I have spoken of imagination; and I mean to imply a twofold exercise thereof: that Hals himself exhibited imagination and kindles it also in the spectator. To some people it may seem to be an abuse of the word to speak of imagination, in the case of an artist so content to be occupied with the objective traits of his subject as Hals was. But they overlook the fact that, while an artist may exercise no imagination in the choice of a subject, he may display a great deal in the rendering of it. He may not give reins to his imagination as Rembrandt did, peering below the surface of things, exploring the hidden recesses of the human soul; he may, on the contrary, be satisfied to be an able craftsman, handling the material presented to him, intent only on giving to it form and character; yet, even so, he will exhibit what one may call a technical imagination. And it is precisely this which characterizes the technique of Hals. It appears in the arrangement of his compositions, especially in the group-portraits, where it takes the form of a superior kind of inventiveness, which is but a phase of imagination. This gift abounds in the corporation pictures at Haarlem. The problem of disposing so many figures in such a way that each shall have its due share of individual emphasis, and yet that the whole group may have, on the one hand, a naturalness and spontaneity of suggestion, and, on the other, a reasonable amount of artistic unity, was one to try to its utmost capacity an artist’s inventiveness. Hals was the first to solve it; and, while other artists profited by his example, none could attain to the completeness of his success. You may be thinking of Rembrandt’s Syndics of the Cloth Guild; but the latter’s composition contains only six figures, whereas in Hals’s masterpiece, The Reunion of the Officers of the Archers of St. Andrew, there are fourteen. For a just comparison you should rather choose Van der Helst’s great composition in the Rijks Museum, The Banquet of the Civic Guard, an amazing example of inventiveness, but lacking in the suppleness, spontaneity, and gusto that Hals exhibits.

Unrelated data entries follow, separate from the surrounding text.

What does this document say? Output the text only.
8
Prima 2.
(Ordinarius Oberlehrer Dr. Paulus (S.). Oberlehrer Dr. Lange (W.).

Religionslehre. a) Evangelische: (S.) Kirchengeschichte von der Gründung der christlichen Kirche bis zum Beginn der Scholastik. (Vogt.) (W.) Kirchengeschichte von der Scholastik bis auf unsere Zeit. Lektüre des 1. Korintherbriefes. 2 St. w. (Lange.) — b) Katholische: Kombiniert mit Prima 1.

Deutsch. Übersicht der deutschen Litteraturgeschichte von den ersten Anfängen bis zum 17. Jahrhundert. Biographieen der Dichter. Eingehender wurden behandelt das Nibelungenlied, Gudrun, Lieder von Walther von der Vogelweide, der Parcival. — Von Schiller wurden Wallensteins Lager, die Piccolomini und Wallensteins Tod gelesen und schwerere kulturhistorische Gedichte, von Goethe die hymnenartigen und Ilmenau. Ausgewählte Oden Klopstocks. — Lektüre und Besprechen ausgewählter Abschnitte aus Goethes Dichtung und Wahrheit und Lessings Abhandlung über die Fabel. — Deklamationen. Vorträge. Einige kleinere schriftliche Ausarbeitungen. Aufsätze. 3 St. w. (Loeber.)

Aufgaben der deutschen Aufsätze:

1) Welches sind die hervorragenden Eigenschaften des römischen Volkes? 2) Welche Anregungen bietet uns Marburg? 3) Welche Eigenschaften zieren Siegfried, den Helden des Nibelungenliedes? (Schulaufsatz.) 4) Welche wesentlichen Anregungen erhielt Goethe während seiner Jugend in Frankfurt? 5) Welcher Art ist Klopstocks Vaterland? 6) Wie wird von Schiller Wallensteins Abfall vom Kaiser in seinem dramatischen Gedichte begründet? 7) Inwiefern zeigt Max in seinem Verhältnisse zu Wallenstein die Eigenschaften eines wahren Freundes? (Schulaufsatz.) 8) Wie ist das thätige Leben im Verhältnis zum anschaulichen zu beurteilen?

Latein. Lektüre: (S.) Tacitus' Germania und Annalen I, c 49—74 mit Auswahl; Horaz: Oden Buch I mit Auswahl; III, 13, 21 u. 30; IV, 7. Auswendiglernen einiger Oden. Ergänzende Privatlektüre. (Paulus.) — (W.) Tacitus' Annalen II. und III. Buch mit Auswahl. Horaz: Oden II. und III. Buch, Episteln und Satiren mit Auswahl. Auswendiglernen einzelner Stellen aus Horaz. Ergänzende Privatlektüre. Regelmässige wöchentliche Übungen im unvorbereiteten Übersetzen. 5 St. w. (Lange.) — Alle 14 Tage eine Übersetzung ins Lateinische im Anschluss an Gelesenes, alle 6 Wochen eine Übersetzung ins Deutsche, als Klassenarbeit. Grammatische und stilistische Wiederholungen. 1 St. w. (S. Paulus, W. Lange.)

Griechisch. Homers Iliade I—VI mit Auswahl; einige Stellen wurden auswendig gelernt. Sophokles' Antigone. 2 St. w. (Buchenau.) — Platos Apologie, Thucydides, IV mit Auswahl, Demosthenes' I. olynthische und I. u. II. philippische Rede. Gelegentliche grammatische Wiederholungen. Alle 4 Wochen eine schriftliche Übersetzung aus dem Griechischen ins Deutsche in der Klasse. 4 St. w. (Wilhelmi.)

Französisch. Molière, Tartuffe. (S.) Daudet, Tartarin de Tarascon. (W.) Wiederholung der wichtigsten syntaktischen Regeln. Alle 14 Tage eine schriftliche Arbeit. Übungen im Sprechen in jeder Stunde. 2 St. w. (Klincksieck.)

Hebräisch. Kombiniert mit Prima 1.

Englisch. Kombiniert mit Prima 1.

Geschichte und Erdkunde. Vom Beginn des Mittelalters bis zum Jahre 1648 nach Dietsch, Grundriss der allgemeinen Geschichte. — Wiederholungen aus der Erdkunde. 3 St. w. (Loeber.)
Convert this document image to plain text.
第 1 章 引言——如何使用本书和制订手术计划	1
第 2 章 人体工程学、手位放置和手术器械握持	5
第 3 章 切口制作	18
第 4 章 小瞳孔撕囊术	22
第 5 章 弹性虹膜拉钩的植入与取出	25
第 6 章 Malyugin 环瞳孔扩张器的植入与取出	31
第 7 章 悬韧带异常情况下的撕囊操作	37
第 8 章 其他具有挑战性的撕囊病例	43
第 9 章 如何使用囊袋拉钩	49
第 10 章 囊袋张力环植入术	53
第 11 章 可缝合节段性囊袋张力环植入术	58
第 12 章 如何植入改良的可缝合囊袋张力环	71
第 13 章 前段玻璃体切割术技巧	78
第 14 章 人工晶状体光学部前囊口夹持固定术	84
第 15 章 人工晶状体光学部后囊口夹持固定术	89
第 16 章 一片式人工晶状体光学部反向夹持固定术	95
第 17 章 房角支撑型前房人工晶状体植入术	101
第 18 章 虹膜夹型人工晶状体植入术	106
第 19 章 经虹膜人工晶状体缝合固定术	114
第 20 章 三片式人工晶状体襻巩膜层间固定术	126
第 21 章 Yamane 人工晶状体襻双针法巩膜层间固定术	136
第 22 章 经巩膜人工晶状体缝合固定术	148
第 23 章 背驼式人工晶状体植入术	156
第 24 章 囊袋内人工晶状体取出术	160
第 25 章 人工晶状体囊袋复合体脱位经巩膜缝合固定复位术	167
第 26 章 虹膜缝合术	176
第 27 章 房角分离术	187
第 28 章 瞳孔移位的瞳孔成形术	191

But the latter’s imagination is not alone displayed in the management of intricate compositions. It is displayed also in the treatment of each figure and in his pictures of single individuals; manifesting itself in two ways, both in the way he has seen his subject and in the way he has rendered it. And first for the imaginative quality of his vision. It is concerned with externals, or at least with traits of character that lie close to the surface; but with what an alertness it has observed the idiosyncrasy of each person, and how completely it has comprehended it! This is more than objective clear-sightedness; it implies a capacity to reconstruct the retinal impression, and to clothe it with actual living consciousness, that involves a marked exercise of the creative faculty of imagination. If you still doubt it, again compare Hals with Van der Helst, next to himself the most accomplished of the painters of corporation pictures, and the verdict concerning the latter’s work will surely be that by comparison it is prosy. At least that is the word that seems to me to express the difference, and it conveys the suggestion that the work is merely objective, unvitalized by the imaginative faculty.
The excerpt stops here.